There’s something morbidly polite about it, like he’s asking a stranger for the
time.
The
shopkeeper viciously beating the robber’s corpse as Bickle escapes. I think the
excuse is that he’s trying to make it look like he overpowered the guy and beat
him to death, to absolve Travis of any blame, but the reality is this dude
beating out his frustrations on a dead body. It’s the “fifth motherfucker this
year” who’s tried to rob his store at gunpoint- just think about the
psychological damage that does to a person trying to feed their family. Is the
robber trying to feed his own, or just grab some quick cash to score with?
This ‘Late
for the Sky’ scene is such an anomaly- and yet I’ve always found it deeply
moving. There’s something disquietingly normal
about Travis zoning out to a melancholic song, connecting with the way its
words seem to know a little about his own life- and put it in a context he
might be able to conquer. Sadly, that’s not the case- but for the soon-to-be
lethal loner with a gun this small sequence brings him right here with the rest
of us: Listening to the same pop music and wishing we were anywhere but here.
The eerie,
faceless coverage interspersed during the start of Palantine’s speech.
Bickle
walking off and briefly taking a seat after he’s shot Sport in the gut.
Travis
instinctively moving to kill himself as soon as everyone else is dead. Maybe he
wanted to go down in a blaze of glory- but a hero wouldn’t need to blow his
brains out after he was done ‘saving the day’. Maybe this is all he really
wanted.
The sheer
audacity of this Taxi Driver’s
abundantly unreal ending. It’s so rare to see a movie, let alone a decently
sized Hollywood production, dive so deeply into the psyche of its character
that it lets them control the fabric of the film’s reality. But in doing so,
the film-makers are able to craft a singularly incisive portrait of a fractured
mind re-drafting the world under its feet so their existence can feel a little
more bearable.

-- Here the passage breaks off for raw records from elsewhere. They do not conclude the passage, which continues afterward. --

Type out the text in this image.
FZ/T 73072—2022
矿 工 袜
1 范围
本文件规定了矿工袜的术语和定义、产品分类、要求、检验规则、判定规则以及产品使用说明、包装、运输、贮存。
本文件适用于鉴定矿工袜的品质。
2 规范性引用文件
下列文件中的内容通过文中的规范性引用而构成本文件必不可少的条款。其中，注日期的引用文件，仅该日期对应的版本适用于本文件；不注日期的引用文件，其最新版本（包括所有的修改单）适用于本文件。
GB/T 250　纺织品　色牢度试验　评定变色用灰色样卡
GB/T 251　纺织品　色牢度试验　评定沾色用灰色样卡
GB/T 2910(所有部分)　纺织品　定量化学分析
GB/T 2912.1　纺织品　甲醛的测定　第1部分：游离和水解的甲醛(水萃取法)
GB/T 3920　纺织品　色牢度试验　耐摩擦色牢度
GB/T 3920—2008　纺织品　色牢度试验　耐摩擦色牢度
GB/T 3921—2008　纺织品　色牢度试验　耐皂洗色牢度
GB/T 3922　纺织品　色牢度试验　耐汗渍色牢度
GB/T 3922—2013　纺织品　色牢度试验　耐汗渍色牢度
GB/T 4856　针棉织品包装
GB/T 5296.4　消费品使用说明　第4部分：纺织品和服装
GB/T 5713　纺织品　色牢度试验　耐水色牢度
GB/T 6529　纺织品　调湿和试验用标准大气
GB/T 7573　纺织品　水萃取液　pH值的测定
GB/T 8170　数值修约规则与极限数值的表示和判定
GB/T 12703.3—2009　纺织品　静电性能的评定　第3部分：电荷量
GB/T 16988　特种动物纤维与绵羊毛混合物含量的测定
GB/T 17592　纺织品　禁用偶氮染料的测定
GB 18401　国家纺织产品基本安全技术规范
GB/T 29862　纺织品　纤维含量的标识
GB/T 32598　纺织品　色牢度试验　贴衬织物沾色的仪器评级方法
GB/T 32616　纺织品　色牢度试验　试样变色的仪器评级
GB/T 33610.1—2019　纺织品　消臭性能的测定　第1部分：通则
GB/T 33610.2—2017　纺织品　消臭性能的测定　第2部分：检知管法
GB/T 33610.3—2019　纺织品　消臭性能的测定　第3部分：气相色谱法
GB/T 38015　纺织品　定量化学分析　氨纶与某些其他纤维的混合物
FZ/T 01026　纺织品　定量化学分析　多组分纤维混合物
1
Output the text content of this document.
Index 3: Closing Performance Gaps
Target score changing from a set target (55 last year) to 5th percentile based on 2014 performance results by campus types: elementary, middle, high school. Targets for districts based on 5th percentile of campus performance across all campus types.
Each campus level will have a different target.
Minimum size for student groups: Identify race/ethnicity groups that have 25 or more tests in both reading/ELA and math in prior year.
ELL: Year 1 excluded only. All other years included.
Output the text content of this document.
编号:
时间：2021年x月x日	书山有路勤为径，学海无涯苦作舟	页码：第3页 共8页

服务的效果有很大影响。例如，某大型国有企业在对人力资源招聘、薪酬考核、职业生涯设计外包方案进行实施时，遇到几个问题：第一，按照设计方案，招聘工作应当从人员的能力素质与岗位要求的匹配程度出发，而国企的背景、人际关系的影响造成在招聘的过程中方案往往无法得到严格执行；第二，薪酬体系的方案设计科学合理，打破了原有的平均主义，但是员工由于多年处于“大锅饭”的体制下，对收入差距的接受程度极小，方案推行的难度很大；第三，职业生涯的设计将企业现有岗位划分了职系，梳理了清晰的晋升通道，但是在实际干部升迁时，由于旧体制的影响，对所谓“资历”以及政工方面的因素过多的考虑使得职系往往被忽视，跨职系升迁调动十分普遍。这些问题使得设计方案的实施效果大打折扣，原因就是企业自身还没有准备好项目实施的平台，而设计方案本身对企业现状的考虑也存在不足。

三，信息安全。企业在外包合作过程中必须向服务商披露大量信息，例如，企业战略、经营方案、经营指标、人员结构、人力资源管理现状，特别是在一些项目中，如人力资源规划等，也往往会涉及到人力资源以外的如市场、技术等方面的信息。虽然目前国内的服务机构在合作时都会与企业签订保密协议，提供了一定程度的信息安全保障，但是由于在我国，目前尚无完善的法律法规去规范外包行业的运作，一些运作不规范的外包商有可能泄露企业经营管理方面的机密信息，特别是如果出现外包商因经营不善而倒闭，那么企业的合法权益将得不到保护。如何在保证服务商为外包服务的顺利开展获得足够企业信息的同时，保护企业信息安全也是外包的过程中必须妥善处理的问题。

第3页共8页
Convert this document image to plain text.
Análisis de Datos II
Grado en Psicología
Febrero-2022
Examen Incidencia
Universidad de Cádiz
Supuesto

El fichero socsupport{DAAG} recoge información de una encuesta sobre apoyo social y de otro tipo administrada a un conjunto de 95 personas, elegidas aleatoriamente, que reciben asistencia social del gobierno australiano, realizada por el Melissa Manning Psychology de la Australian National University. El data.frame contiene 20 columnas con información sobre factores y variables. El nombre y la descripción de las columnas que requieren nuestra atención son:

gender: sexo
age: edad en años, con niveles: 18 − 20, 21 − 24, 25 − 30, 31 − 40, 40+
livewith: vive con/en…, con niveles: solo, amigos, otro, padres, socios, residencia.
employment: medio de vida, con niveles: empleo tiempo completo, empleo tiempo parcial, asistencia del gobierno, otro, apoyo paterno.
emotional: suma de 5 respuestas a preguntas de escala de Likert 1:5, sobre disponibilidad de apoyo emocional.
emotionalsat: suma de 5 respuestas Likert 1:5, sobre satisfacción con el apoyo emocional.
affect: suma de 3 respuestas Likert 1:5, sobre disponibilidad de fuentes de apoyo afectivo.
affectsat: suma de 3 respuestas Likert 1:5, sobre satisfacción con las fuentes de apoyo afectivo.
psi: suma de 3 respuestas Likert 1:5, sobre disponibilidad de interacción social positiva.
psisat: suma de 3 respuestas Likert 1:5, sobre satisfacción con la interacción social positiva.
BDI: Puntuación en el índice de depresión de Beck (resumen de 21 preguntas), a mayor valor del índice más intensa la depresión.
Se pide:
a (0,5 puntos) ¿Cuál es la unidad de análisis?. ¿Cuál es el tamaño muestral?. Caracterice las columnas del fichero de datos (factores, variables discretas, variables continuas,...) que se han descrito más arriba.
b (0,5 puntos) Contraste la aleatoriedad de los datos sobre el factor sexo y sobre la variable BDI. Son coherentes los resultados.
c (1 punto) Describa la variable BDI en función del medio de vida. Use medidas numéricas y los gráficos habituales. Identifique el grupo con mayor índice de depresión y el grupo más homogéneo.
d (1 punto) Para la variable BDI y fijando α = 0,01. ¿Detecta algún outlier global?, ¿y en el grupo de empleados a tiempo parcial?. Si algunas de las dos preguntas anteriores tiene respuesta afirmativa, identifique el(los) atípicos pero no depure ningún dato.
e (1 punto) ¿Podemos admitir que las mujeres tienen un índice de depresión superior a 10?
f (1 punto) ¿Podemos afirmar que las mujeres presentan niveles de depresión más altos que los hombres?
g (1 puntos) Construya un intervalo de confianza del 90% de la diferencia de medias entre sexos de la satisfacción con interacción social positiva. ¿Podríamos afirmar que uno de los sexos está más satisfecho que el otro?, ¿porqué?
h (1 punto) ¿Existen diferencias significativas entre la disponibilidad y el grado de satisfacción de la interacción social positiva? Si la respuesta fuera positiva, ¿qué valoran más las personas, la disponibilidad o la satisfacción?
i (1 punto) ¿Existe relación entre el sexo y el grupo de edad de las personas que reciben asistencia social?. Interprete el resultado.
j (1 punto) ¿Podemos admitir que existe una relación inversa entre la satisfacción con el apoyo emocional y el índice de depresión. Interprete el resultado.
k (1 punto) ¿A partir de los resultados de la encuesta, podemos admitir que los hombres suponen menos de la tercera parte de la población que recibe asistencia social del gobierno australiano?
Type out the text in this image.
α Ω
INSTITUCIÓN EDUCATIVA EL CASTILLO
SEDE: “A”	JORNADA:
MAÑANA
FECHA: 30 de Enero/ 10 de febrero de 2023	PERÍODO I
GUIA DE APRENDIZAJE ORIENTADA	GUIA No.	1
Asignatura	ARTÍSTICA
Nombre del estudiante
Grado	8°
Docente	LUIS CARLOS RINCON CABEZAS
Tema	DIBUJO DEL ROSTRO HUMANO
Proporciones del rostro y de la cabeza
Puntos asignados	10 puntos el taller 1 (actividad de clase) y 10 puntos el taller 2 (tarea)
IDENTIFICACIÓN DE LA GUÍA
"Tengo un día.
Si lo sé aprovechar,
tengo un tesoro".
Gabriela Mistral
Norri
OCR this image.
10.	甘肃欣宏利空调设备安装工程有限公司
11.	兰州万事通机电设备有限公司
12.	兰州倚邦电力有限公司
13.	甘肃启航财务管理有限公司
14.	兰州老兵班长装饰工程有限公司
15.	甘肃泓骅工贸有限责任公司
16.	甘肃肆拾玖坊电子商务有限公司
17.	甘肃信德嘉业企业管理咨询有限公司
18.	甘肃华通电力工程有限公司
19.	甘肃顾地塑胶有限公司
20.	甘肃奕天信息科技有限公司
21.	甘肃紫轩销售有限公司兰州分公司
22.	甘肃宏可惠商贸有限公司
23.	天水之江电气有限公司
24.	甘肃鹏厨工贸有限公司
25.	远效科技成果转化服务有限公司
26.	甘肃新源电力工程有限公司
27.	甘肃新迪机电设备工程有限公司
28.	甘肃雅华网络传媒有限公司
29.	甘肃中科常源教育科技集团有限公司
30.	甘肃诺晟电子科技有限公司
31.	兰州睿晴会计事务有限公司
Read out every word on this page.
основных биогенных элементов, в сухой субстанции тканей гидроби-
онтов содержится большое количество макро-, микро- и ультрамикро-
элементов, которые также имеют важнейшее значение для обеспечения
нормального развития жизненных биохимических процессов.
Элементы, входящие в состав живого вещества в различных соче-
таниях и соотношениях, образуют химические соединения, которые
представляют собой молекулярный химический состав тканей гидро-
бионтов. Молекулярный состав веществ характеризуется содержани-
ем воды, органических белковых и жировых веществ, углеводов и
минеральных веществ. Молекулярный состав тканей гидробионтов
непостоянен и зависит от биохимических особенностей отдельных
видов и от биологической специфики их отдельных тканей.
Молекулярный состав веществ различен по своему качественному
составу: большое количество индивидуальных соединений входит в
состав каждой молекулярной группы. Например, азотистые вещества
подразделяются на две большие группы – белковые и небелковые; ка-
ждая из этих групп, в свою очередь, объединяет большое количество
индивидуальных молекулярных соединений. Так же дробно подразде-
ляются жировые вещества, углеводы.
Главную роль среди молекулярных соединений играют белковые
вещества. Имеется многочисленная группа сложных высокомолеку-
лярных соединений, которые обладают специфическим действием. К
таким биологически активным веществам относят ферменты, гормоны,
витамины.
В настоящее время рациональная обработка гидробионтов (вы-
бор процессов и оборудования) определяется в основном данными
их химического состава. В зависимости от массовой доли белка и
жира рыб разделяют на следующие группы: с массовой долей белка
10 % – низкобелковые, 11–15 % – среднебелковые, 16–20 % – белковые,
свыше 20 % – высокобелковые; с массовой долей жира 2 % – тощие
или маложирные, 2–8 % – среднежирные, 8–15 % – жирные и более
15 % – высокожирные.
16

Taxi Driver is in part
a film about loneliness, violence, toxic masculinity, social degradation and a
whole host of other issues- but beyond all this it’s perhaps cinema’s most
complete portrayal of the prison of the self: The twisted stories we dream up
to keep our lives in balance- and distract us from doing better with them. Film
was the perfect art form through which to interrogate this sickness at the
heart of human storytelling- and how the lies we spread to save ourselves from
facing the truth are soon repaid in a shallow grave. Stay under the spell of
your dreams too long and you’ll wake up to a world that has long left you behind. Be honest- and you might just give yourself a fair shot at living them.